In certain ways, Deerslayer and Hurry Harry are alike: They are about the same age, are skillful woodsmen, and possess great physical strength. However, Cooper stresses that Hurry Harry is much more handsome than Deerslayer; in fact, Natty Bumppo is very plain (an aspect noted by Hetty in particular). Hurry Harry's physical advantages are, however, a false reflection of the man because in reality he has no virtues to match the outward appearances. Deerslayer, contrasted thereby, shows that his lack of Hurry Harry's dashing personality and charming features is no guide to his true character. In short, Hurry Harry shows the dangers of trusting to appearances rather than looking to the reality of a person.
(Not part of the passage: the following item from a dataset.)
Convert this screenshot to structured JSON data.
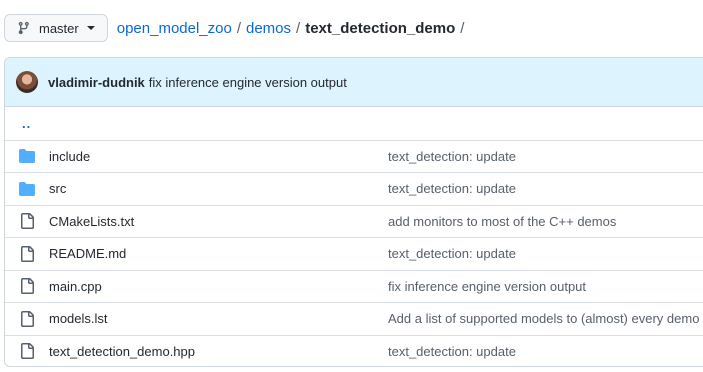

Although Hurry Harry escapes punishment for his evil attempt to scalp the sleeping Indians, he is frustrated in his wish to marry Judith. He leaves the ark and its besieged inhabitants because of his anger at the rebuff and also departs in the last chapter indignant at Judith's repeated rejection. Significantly, Hurry Harry is alone at the novel's conclusion. He no longer has even Deerslayer for a companion as he did in the first chapter.

There is also a lesson about Hurry Harry's impact on the environment and its dwellers. Whereas Tom Hutter, accustomed to pillage from his pirate days, exploited the countryside, Hurry Harry (the nickname is clearly symbolic) is thoughtless in his actions. For example, Hurry Harry resorts to violence without thinking of the consequences: his possible betrayal of the arrival at the lake by shooting a deer; the shot fired in the dark which accidentally kills the Indian girl; the scalping forays; the attempt to shoot the Mingos who have just released him and Tom Hutter; and the angry lunge at Deerslayer in the first chapter. Hurry Harry, because he appears so frequently in the book and survives, is perhaps the more dangerous and more evil figure than Tom Hutter who, after all, is killed for his villainy.